# A photon of wavelength $4 \times 10^{-7} \mathrm{~m}$ strikes on metal surface,

Question.

A photon of wavelength $4 \times 10^{-7} \mathrm{~m}$ strikes on metal surface, the work function of the

metal being $2.13 \mathrm{eV}$. Calculate

(i) the energy of the photon (ev),

(ii) the kinetic energy of the emission, and

(iii) the velocity of the photoelectron $\left(1 \mathrm{eV}=1.6020 \times 10^{-19} \mathrm{~J}\right)$.

Solution:

(i) Energy (E) of a photon $=h v=\frac{h c}{\lambda}$

Where, $\mathrm{h}=$ Planck's constant $=6.626 \times 10^{-34} \mathrm{Js}$

$\mathrm{c}=$ velocity of light in vacuum $=3 \times 10^{8} \mathrm{~m} / \mathrm{s}$

$\lambda=$ wavelength of photon $=4 \times 10^{-7} \mathrm{~m}$

Substituting the values in the given expression of $E$ :

$E=\frac{\left(6.626 \times 10^{-34}\right)\left(3 \times 10^{8}\right)}{4 \times 10^{-7}}=4.9695 \times 10^{-19} \mathrm{~J}$

Hence, the energy of the photon is $4.97 \times 10^{-19} \mathrm{~J}$.

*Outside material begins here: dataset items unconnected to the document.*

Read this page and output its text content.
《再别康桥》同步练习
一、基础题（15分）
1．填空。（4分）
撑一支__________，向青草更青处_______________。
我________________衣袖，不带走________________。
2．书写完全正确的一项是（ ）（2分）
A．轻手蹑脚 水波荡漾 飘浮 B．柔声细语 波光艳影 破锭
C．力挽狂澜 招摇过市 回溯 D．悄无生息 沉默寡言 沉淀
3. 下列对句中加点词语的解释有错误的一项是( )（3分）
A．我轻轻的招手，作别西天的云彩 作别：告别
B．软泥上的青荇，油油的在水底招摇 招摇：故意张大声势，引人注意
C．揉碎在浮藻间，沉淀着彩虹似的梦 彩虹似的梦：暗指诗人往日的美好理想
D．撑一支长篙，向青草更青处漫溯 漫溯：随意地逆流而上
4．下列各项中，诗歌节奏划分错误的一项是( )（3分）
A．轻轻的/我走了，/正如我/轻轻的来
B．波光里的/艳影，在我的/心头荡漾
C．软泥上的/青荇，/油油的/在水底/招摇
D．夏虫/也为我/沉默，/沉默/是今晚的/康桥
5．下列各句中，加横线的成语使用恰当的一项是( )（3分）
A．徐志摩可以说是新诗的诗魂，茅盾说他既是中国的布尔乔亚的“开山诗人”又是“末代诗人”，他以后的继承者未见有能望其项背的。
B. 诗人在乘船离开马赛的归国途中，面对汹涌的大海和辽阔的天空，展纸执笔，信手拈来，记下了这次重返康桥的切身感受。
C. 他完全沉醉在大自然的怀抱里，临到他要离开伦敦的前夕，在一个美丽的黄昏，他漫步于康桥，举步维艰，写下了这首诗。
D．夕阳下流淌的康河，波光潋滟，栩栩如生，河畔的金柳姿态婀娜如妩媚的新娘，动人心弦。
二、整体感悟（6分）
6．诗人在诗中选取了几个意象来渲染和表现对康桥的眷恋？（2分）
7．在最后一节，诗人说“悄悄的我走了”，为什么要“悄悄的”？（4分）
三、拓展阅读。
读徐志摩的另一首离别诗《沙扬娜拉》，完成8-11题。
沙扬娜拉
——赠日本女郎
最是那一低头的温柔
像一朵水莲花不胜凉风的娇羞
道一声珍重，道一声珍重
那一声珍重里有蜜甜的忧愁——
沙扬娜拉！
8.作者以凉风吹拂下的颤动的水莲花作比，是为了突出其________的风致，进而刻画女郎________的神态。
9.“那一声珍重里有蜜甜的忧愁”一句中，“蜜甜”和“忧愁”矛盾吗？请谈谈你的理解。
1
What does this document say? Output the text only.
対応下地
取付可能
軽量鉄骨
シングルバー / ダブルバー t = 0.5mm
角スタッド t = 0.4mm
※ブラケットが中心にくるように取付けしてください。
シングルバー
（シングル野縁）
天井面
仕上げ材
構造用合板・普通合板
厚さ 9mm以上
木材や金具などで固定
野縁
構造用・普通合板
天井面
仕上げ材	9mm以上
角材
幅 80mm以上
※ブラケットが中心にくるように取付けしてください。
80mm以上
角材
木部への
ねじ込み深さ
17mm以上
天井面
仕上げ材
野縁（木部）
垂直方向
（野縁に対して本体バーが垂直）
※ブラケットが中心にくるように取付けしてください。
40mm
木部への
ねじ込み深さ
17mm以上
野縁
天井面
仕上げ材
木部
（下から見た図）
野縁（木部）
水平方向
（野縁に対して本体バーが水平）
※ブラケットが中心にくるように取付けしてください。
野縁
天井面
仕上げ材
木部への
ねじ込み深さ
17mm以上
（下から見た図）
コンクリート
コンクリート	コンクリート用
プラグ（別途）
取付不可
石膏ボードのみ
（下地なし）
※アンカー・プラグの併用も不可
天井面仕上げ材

(ii) The kinetic energy of emission $E_{\mathrm{k}}$ is given by

$=h v-h v_{0}$

$=(E-W) \mathrm{eV}$

$=\left(\frac{4.9695 \times 10^{-19}}{1.6020 \times 10^{-19}}\right) \mathrm{eV}-2.13 \mathrm{eV}$

$=(3.1020-2.13) \mathrm{eV}$

$=0.9720 \mathrm{eV}$

Hence, the kinetic energy of emission is $0.97 \mathrm{eV}$.

(iii) The velocity of a photoelectron (v) can be calculated by the expression,

$\frac{1}{2} m v^{2}=h v-h v_{0}$

$\Rightarrow v=\sqrt{\frac{2\left(\mathrm{~h} v-\mathrm{h} v_{0}\right)}{m}}$

Where $\left(h v-h v_{0}\right)$ is the kinetic energy of emission in Joules and ' $m^{\prime}$ is the mass of the

photoelectron. Substituting the values in the given expression of $v$ :

$v=\sqrt{\frac{2 \times\left(0.9720 \times 1.6020 \times 10^{-19}\right) \mathrm{J}}{9.10939 \times 10^{-31} \mathrm{~kg}}}$

$=\sqrt{0.3418 \times 10^{12} \mathrm{~m}^{2} \mathrm{~s}^{-2}}$

$v=5.84 \times 10^{5} \mathrm{~ms}^{-1}$

Hence, the velocity of the photoelectron is $5.84 \times 10^{5} \mathrm{~ms}^{-1}$.